A Fierce Tangle in Morgan's Woods

March 7, 1862 - Late Afternoon

...this battle...was a mass of mixed up confusion from beginning to end...Would to God it was night or reinforcements would come.

William Watson, sergeant, 3rd Louisiana Infantry Regiment

Four regiments of volunteers from Arkansas and Louisiana, moving "with all the vim and vigor [of] regulars," ran headlong and unawares into two Illinois regiments near here. The close-range fighting was so intense that men from both armies threw themselves flat on the ground to survive the hurricane of flying lead.

Military order dissolved. Squads of soldiers rushed from stump to log to tree in the thick, tangled undergrowth, kneeling to fire. An Illinois soldier later said he could not see even 20 feet ahead. Chaos and combat raged through Morgan's Woods all afternoon, as dense smoke from thousands of muskets obscured the darkening forest.
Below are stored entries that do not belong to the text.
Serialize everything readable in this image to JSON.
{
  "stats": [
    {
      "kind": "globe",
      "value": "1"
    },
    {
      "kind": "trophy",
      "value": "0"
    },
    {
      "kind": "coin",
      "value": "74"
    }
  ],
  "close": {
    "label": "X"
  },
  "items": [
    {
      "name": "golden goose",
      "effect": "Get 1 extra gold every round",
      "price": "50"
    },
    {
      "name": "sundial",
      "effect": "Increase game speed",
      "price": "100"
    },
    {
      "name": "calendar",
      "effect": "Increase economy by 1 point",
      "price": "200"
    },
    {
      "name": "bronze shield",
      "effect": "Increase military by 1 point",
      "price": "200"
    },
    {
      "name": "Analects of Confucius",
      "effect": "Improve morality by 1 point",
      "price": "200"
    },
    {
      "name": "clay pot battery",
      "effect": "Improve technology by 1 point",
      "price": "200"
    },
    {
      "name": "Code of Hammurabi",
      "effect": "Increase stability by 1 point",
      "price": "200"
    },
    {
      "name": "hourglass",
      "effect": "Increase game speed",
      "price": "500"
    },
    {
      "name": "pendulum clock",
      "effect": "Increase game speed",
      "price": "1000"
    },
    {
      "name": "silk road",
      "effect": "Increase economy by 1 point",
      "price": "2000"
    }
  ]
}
(Caption under portrait on the right):

Colonel Louis Hebert led the Confederate attack here. When Hebert became disoriented in the smoke-filled woods, Union soldiers took the Louisianan and two other colonels prisoner. Without leaders the Confederate regiments here lost momentum and focus.

Marker is on Military Park Road (County Road 65), on the right when traveling north.